‘Oh, Sid, I’d have thought you’d have had enough of caves.’
‘Hell hath no fury like nine cornered kids.’ In 1972, some Australian assholes were inspired by the climax of Dirty Harry to kidnap and hold for ransom a schoolteacher and an entire class – one of them, John Eastwood, escaped from prison and tried it again in 1977. This in turn inspired a novel by Gabrielle Lord which was adapted by Everett DeRoche (who wrote a run of significant Down Under horror/suspense items from Long Weekend to Razorback) for this HBO TV movie (a theatrical in its home territory, I assume), directed by Arch Nicholson (who also made the first entry in the Aussie killer croc cycle, Dark Age). Because of the TV movie status, I wasn’t expecting something as tough as this: it’s tactful about some things (implied nudity) but surprisingly frank in other ways (a minor but key plot-point is the oldest girl in class getting her period at the most inconvenient time). Suspenseful and involving, it’s a thoroughly solid, artful exploitation movie – and I bet kids loved it.
In an unfussy, unsentimental opening, Sally Jones (Rachel Ward) exerts control over a mixed-age class of nine in a one-room outback schoolhouse, only for four masked men – Father Christmas (Peter Hehir), Dabby Duck (Vernon Wells), Pussy Cat (David Bradshaw) and Mac the Mouse (Roger Stephen) – to burst in with shotguns and hustle them all into a van, driving the hostages out into the wilderness and dumping them in a cave, sealed with a boulder. The teacher and the kids refuse to sit still for all this, and explore the cave, finding an underwater exit, then tramp through the countryside – as pregnant with menace as in most De Roche movies – to a farm, which is (of course) where the gang have holed up. The situation escalates, an innocent old couple get gorily shotgunned and a gang member is murdered when he tries to quit. Know how tough these bastards are? Vernon Wells, the scumbo of Mad Max 2 and Commando, is the one who thinks they’re going too far. The concerned teacher decides it’s all right for the kids to fight back, returning to the caves to hole up, going into Lord of the Flies mode as they rig up booby traps and respond to appalling threats (the surviving goons start making mocking sexual threats about the teacher and the eldest girl) with convincing violence. In a Deliverance-ish coda, the cops aren’t satisfied that the mutilation of the dead kidnappers is all down to animals but Miss Jones resists questioning – and there’s a human heart in a jar amid the art materials.

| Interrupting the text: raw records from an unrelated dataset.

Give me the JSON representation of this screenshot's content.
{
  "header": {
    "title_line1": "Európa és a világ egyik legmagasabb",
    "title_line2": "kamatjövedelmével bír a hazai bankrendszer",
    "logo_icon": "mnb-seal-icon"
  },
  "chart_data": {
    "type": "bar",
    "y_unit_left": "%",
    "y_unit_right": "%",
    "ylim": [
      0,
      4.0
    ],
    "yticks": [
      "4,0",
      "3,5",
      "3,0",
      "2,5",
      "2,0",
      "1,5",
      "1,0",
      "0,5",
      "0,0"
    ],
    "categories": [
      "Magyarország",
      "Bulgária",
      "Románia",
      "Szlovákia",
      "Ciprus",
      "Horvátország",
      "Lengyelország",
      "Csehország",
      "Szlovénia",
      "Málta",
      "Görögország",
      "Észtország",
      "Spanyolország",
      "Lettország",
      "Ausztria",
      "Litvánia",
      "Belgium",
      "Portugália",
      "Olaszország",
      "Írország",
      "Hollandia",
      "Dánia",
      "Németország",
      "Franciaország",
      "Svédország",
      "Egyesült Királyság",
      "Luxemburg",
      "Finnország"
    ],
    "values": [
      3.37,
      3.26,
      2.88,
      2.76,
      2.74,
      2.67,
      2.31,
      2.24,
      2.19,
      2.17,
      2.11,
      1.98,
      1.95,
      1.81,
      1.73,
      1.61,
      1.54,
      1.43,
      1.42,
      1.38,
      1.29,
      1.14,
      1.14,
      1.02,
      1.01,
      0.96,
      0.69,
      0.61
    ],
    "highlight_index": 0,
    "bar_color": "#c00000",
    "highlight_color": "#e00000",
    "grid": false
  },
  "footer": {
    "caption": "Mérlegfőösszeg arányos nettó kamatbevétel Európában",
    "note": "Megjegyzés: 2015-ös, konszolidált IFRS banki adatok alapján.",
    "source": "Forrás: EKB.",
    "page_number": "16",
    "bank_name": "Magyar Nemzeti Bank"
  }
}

The Chipping Norton-born Ward began in films as a lovely but wooden presence, showing her cheekbones in slashers like Terror Eyes and The Campsite Massacre, but had a sudden talent spurt as an actress in the ‘80s, never becoming a major star but doing great work in noirs like Against All Odds and After Dark, My Sweet: I think this is the best performance I’ve seen from her – her moment of breakdown as a small kid asks just one too many question about what’s going to happen is affecting, and she’s credible as a woman so used to herding cats as a primary school teacher that she can cope with almost any appalling incident and yet remains uncannily in tune with the momentary fears and embarrassments of her pupils. She also does great physical work, including a spell underwater in her underwear and dodging rocks on a mountainside. All the kids, from the eldest (Rebecca Rigg) to the tiddlers, are convincing, showing a savage streak in class even before they turn themselves into miniature guerrillas. It’s a well thought-through movie, too: early on, one kid sneaks away for help, but the gang notice he’s missing when someone else takes his line in a song sung by the class; the lumpy boy no one really likes becomes a class hero when, as a smoker, he’s the one in the cave with matches; a lad is most upset by the kidnap because it means he’s missing Gilligan’s Island.